W odpowiedzi na działania władz Rosji, które uznały niepodległość separatystycznych republik w ukraińskim Donbasie i zapowiedziały wysłanie tam wojsk, 43 proc. respondentów chce wprowadzenia wobec Moskwy sankcji gospodarczych, 25 proc. sankcji dyplomatycznych, a 7 proc. sankcji wojskowych.

Jednak 64 proc. respondentów nie byłoby skłonnych płacić wyższych cen z powodu tych sankcji - pisze agencja dpa.

51 proc. wszystkich respondentów chciałaby widzieć byłą kanclerz Niemiec Angelę Merkel w roli mediatora w konflikcie wokół Ukrainy; 38 proc. jest temu przeciwnych. 46 proc. chciałoby, aby w roli mediatora wystąpił były kanclerz Gerhard Schroeder, który jest aktywny w rosyjskim biznesie energetycznym, natomiast 41 proc. jest temu przeciwnych.

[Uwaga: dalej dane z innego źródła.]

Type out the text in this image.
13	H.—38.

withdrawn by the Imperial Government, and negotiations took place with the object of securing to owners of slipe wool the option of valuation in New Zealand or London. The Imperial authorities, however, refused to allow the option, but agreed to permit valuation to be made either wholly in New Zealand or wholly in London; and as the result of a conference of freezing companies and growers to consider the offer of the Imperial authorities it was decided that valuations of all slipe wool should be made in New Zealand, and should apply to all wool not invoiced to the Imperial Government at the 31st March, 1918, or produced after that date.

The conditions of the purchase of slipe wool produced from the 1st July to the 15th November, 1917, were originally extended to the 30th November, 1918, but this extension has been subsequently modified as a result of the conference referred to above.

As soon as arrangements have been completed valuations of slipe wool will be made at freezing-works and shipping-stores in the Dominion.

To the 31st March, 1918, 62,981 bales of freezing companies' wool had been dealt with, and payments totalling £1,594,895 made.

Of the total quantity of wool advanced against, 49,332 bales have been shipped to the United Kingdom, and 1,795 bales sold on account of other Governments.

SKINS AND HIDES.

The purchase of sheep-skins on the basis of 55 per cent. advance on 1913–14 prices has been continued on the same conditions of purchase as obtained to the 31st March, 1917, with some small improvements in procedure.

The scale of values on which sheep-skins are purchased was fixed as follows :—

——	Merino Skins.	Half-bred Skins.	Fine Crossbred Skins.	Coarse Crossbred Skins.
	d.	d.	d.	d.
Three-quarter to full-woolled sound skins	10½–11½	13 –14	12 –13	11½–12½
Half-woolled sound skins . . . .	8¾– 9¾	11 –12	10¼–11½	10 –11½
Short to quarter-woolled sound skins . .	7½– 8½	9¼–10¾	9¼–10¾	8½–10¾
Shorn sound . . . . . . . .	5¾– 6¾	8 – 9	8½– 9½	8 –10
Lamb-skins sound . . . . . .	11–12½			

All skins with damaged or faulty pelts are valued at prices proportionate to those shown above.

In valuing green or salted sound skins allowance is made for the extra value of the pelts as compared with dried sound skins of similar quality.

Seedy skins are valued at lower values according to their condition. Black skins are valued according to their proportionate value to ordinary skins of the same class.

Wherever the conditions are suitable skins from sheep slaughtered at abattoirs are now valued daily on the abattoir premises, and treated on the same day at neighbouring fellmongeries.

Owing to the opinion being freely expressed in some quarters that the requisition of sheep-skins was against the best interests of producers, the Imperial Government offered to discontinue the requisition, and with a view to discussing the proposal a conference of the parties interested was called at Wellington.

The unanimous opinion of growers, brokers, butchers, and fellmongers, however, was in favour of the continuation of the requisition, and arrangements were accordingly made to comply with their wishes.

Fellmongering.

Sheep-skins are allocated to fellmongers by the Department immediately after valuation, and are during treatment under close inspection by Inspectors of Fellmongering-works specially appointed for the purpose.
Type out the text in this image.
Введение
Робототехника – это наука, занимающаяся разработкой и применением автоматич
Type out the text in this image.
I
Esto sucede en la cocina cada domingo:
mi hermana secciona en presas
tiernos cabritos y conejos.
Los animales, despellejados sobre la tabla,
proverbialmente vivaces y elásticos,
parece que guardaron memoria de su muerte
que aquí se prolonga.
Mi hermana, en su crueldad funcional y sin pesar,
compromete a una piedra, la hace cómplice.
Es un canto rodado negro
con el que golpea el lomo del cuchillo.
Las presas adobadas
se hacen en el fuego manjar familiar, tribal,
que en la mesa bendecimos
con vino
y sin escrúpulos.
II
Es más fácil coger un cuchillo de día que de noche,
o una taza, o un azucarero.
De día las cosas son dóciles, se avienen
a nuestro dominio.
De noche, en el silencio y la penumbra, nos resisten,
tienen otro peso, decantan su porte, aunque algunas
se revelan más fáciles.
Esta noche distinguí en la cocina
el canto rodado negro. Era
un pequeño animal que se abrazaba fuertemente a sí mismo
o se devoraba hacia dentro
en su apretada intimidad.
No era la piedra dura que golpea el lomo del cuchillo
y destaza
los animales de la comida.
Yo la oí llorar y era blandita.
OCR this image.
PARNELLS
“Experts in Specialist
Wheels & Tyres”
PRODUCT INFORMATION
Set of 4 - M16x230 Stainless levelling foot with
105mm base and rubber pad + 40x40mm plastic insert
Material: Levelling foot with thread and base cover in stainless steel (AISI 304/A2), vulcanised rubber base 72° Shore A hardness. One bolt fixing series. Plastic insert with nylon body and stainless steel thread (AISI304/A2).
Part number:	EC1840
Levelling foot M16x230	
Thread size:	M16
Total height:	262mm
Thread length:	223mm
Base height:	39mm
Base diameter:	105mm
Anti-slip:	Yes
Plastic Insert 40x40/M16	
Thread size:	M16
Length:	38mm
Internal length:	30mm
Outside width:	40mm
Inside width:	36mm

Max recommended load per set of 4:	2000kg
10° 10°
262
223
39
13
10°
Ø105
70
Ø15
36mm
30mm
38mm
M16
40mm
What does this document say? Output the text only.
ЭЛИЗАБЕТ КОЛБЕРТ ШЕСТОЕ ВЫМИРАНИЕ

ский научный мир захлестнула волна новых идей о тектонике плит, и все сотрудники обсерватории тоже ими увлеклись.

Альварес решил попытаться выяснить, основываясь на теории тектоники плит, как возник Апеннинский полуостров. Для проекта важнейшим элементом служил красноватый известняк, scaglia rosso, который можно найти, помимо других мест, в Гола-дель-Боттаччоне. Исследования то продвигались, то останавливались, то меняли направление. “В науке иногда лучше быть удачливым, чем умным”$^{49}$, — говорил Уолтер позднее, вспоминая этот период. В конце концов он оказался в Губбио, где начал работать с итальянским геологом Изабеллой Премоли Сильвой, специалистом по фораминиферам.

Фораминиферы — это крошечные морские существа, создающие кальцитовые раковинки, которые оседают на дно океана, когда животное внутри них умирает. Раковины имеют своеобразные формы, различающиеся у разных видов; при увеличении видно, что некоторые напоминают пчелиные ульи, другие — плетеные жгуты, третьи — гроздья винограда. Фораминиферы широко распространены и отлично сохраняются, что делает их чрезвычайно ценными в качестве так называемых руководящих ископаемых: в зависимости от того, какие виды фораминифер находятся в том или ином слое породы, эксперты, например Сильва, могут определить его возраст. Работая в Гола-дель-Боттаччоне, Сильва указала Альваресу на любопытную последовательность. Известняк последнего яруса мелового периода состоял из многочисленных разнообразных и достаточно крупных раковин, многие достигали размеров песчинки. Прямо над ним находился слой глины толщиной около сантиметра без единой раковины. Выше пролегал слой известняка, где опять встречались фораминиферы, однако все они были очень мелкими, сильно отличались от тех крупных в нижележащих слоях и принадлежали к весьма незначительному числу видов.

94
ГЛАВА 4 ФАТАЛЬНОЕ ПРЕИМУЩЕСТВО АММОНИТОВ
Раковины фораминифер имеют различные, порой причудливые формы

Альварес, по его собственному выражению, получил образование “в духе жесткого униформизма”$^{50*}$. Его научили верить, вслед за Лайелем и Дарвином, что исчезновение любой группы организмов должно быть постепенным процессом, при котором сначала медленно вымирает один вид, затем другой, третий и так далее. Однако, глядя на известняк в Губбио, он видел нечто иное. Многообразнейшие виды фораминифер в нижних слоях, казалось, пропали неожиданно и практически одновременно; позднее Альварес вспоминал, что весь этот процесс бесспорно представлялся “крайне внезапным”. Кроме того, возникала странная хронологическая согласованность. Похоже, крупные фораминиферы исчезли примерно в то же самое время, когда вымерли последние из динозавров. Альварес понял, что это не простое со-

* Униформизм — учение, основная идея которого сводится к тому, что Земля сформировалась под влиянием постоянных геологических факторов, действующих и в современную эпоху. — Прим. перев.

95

Tylko 17 proc. respondentów ocenia zarządzanie kryzysowe kanclerza Olafa Scholza jako "raczej dobre", natomiast 33 proc. jako "raczej złe". Większość respondentów uważa, że nie jest to "ani dobre, ani złe". Postępowanie minister spraw zagranicznych Annaleny Baerbock w obliczu kryzysu wokół Ukrainy zostało ocenione jako "raczej złe" przez 43 proc. respondentów i jako "raczej dobre" przez 14 proc.

Reklama

Badanie przeprowadzono na reprezentatywnej grupie 1001 osób.